Jan 20 21:12:40 ip-10-100-200-112 racoon: INFO: ISAKMP-SA established 10.130.0.253[500]-2.2.2.2[500] spi:e6d2b9ccb25f4992:31807020144b9a1e
Jan 20 21:12:41 ip-10-100-200-112 racoon: INFO: initiate new phase 2 negotiation: 10.130.0.253[500]<=>2.2.2.2[500]
Jan 20 21:12:41 ip-10-100-200-112 racoon: INFO: IPsec-SA established: ESP/Tunnel 10.130.0.253[500]->2.2.2.2[500] spi=179370287(0xab0f92f)
Jan 20 21:12:41 ip-10-100-200-112 racoon: INFO: IPsec-SA established: ESP/Tunnel 10.130.0.253[500]->2.2.2.2[500] spi=1696204357(0x651a0645)

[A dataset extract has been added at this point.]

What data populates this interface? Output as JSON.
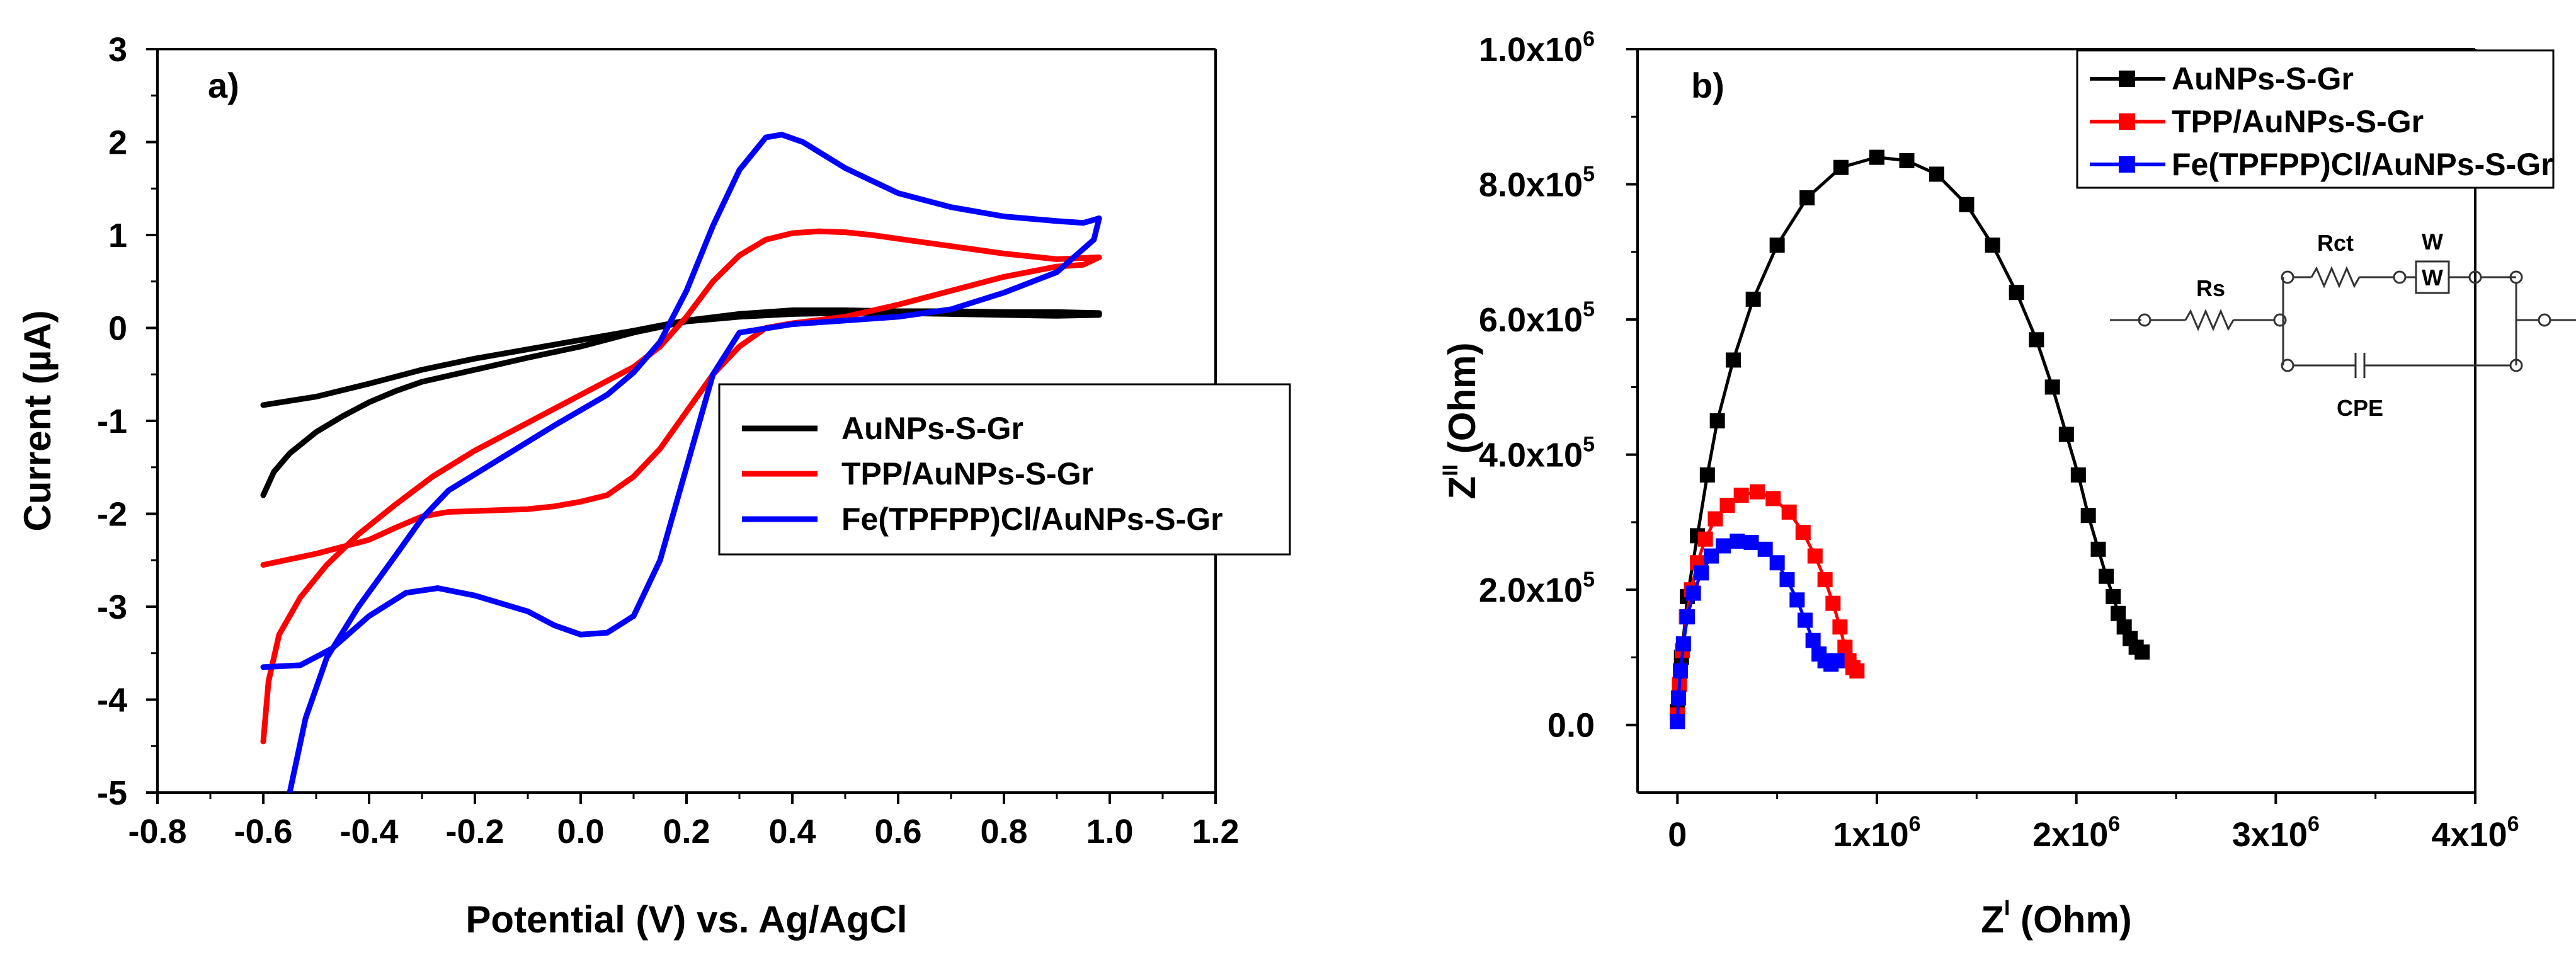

So it seems that the phase 1 renegotiation takes at least 12 minutes. Does anyone know why this might be and what we can do to fix it so we can have uninterrupted traffic over the VPN?

Best Answer

If you enable dead peer detection, Racoon should detect phase 1 expiration, and renegotiate automatically, assuming I've diagnosed the problem correctly.

By default, dpd is disabled;

dpd_delay 0; is the default.

Setting a reasonable number, in seconds, between dpd checks, will enable it;

dpd_delay 30;

Now to try this in anger on the my ipsec vpn which was doing the same thing.